Paper No. 185-2
Presentation Time: 9:00 AM-6:30 PM
UNDERSTANDING THE IMPACTS OF AUTOGENIC PROCESSES ON STRATAL ARCHITECTURE USING A 2D DIFFUSIVE SEDIMENT TRANSPORT MODEL
Classical sequence stratigraphy defines sequences and systems tracts based on allogenic controls (eustasy, sediment supply, and subsidence) on accommodation and deposition. However, more recent findings show that autogenic processes (e.g., channel avulsion and delta lobe switching, shoreline auto-retreat) can interact with, modify, and even eliminate allogenic signals. Here, we identify specific ways autogenic processes affect the timing, extent, and architectural evolution of systems tracts relative to allogenic processes.

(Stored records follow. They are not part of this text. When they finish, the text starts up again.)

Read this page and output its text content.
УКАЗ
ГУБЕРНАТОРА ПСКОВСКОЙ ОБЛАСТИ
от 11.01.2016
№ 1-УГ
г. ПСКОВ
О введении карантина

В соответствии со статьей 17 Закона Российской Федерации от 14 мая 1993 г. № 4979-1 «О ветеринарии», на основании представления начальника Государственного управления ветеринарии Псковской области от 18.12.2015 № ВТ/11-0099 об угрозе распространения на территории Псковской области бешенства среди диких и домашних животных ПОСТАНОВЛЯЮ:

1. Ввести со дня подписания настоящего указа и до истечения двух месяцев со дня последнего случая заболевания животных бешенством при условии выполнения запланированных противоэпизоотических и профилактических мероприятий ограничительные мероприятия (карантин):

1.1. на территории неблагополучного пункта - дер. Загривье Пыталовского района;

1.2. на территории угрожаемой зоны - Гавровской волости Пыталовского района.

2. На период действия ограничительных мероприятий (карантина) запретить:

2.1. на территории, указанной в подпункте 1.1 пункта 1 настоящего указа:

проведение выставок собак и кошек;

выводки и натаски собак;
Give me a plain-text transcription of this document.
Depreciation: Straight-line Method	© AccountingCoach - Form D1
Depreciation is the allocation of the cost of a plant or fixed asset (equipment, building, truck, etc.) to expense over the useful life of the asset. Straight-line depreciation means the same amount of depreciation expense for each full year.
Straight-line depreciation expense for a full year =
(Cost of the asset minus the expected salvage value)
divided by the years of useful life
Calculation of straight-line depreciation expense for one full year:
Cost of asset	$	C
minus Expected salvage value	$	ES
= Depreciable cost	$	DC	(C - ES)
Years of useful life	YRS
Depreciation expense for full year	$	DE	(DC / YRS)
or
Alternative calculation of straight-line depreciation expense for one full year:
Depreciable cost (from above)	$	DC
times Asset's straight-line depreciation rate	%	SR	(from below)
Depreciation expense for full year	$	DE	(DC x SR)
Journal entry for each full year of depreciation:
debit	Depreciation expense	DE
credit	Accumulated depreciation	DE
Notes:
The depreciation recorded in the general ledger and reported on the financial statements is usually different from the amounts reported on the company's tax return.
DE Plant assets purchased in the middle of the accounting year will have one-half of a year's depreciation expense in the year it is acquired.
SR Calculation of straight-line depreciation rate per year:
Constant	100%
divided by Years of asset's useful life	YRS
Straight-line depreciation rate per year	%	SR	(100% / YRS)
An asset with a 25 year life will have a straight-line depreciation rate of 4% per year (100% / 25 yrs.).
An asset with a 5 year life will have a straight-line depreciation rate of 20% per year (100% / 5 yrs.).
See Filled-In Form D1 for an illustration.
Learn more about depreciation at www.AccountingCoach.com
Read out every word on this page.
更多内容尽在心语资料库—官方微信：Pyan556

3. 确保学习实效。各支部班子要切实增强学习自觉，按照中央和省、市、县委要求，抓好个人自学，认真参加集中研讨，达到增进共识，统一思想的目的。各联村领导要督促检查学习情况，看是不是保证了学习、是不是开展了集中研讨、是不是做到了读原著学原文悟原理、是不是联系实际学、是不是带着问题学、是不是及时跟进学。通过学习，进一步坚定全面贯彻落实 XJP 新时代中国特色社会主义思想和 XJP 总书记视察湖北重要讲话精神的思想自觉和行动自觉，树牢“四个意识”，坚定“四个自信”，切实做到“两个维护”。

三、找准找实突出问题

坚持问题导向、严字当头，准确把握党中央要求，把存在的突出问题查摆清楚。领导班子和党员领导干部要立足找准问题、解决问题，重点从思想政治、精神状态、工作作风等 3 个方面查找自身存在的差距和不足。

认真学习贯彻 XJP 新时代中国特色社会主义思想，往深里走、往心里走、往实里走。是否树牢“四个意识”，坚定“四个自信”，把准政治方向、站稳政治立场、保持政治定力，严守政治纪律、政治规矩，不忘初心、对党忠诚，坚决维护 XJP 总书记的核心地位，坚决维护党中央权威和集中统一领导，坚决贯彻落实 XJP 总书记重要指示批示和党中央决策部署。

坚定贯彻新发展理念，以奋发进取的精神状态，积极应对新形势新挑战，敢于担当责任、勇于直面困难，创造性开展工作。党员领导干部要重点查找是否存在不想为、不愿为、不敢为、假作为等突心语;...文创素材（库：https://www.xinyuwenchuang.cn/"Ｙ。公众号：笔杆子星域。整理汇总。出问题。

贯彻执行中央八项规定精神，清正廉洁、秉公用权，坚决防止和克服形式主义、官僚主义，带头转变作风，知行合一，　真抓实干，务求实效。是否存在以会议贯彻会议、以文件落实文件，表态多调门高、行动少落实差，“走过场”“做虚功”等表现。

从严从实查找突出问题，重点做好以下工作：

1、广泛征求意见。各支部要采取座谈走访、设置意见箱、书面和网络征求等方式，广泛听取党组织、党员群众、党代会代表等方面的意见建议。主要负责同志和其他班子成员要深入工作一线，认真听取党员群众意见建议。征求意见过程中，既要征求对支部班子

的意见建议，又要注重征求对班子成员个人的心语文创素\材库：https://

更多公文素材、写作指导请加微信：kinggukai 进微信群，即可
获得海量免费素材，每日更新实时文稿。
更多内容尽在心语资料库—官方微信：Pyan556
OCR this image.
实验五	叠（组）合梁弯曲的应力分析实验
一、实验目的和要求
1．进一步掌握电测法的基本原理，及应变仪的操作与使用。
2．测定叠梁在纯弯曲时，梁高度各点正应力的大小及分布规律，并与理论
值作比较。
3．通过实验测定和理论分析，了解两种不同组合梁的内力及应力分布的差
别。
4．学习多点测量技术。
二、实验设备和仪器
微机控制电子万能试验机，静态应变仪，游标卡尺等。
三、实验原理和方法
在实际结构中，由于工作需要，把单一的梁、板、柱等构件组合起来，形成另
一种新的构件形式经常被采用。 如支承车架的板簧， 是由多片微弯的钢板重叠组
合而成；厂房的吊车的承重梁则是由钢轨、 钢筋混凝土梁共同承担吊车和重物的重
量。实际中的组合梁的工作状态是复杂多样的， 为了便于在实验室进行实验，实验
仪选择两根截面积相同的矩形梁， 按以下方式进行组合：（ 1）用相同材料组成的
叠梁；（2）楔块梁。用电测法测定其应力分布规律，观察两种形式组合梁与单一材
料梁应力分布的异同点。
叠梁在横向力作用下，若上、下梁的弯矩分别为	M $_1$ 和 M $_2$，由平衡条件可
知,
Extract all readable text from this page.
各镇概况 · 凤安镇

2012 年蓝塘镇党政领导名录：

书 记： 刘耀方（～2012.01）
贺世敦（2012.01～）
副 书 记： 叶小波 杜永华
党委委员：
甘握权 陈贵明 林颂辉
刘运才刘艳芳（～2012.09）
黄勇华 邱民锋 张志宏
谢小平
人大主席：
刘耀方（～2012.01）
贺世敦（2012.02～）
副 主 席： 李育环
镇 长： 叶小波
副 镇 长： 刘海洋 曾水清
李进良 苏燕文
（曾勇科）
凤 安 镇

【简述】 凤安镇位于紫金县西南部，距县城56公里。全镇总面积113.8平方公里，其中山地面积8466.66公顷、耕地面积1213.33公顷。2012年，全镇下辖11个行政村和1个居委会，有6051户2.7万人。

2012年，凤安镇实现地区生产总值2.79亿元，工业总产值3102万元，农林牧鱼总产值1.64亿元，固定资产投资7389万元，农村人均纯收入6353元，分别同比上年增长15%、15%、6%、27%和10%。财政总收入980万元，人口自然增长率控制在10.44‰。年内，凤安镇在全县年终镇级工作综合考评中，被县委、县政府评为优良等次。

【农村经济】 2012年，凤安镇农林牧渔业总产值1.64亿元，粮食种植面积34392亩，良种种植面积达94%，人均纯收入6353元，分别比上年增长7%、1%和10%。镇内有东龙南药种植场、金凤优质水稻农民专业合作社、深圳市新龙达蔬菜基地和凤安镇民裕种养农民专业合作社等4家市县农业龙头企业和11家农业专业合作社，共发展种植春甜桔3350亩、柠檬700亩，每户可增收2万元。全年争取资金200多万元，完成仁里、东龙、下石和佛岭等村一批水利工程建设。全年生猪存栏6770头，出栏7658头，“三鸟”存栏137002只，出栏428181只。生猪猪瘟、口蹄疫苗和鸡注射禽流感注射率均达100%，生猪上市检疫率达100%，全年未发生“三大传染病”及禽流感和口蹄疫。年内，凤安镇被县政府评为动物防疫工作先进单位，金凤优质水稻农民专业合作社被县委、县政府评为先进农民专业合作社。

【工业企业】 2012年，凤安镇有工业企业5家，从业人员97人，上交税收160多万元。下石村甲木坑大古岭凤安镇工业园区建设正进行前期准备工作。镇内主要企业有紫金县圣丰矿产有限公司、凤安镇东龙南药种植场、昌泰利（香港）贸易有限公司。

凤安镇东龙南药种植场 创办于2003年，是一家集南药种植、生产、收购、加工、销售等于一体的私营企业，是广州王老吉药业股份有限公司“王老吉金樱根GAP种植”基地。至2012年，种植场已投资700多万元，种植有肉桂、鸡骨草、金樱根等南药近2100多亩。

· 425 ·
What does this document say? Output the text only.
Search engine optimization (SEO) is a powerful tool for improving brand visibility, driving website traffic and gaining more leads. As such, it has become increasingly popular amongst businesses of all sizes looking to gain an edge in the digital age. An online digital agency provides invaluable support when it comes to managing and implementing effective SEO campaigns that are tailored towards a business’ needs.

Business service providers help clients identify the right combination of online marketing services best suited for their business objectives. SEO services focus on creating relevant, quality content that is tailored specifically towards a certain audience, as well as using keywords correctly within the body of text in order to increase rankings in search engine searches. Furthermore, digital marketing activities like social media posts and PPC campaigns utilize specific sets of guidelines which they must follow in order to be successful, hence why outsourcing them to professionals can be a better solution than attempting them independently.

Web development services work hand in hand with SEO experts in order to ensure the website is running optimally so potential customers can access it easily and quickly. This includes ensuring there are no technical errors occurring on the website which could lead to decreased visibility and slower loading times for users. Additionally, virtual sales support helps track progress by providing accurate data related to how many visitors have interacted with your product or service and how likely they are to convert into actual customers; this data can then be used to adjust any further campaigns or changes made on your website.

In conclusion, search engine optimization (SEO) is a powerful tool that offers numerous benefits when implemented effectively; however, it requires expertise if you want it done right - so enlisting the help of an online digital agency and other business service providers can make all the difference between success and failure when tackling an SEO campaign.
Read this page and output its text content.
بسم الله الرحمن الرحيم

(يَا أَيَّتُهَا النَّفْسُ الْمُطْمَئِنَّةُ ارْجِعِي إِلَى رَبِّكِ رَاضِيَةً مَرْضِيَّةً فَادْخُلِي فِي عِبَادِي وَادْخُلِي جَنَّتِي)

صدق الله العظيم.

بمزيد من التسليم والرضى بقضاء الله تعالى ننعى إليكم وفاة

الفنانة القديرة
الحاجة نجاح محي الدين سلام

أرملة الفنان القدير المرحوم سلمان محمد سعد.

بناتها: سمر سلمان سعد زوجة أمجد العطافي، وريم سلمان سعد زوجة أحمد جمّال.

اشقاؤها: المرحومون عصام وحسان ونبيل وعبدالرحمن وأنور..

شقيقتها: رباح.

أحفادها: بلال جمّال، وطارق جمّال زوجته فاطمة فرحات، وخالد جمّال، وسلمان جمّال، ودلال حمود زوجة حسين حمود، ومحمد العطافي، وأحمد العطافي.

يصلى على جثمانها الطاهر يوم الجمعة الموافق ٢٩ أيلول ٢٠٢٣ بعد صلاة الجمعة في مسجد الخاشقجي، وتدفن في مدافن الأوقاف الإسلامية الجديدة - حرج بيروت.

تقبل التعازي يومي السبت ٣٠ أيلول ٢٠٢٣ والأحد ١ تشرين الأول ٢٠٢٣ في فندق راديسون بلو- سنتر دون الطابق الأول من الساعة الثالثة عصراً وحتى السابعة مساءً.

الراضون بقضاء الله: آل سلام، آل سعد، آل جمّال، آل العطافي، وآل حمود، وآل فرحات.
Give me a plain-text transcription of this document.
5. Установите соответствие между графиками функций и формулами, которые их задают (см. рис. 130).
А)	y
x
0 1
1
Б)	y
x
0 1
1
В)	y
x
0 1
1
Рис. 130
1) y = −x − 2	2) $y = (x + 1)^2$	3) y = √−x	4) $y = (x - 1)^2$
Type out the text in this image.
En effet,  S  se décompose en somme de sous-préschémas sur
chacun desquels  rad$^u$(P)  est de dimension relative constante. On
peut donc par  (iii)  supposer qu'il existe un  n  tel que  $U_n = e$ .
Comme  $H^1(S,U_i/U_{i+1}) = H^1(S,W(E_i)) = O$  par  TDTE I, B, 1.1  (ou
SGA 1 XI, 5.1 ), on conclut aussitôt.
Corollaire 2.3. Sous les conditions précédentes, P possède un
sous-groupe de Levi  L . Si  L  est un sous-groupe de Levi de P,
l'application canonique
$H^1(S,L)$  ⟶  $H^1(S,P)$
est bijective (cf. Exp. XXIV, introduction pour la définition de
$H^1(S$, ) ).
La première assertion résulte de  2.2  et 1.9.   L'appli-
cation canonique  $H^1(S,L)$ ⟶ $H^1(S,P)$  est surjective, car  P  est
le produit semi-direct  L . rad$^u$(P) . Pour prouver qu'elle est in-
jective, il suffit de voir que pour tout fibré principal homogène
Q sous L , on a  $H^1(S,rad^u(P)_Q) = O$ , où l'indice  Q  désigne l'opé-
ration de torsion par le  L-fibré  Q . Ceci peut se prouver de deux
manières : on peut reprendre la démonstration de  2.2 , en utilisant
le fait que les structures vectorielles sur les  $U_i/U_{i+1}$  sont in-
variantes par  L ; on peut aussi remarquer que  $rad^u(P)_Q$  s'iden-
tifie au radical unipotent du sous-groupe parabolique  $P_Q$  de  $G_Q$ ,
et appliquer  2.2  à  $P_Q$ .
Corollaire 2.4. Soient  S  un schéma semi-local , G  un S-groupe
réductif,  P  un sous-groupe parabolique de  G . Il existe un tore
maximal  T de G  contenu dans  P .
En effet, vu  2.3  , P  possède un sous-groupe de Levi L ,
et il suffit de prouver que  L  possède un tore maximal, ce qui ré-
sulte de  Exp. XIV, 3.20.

Our findings are based on experimental strata generated in the St. Anthony Falls Laboratory’s Experimental EarthScape basin (XES-02) under constant sediment supply and subsidence rates but numerous cycles of varying base level, which we compare against numerically modeled strata simulated under the same allogenic initial and boundary conditions but assuming wide-spread, non-autogenic 2D diffusive sediment transport as in classical sequence stratigraphy. We find that the autogenically-influenced strata created in the XES basin differs from the allogenically-driven, diffusively-modeled strata primarily due to lateral channel movement and sediment storage and release on the basin topset region. We then succeed in getting the numerical model to reproduce this same style of strata formation by altering the diffusion coefficients such that (1) diffusion increases with cell steepness, (2) downstream diffusion is four times greater than cross-stream diffusion, and (3) there is no diffusion outside of topographic lows. Similar to the experiment, the revised diffusion model produces avulsions over base level change; timings of systems tracts development that can differ from the classical sequence stratigraphic model (e.g., transgression begins earlier, in place of lowstand normal regression, because autogenic processes store sediment in updip channels such that progradation does not occur at the shoreline); and diachronous stratal surfaces from sediment storage and release events that create localized variations in deposition and erosion across the basin topset.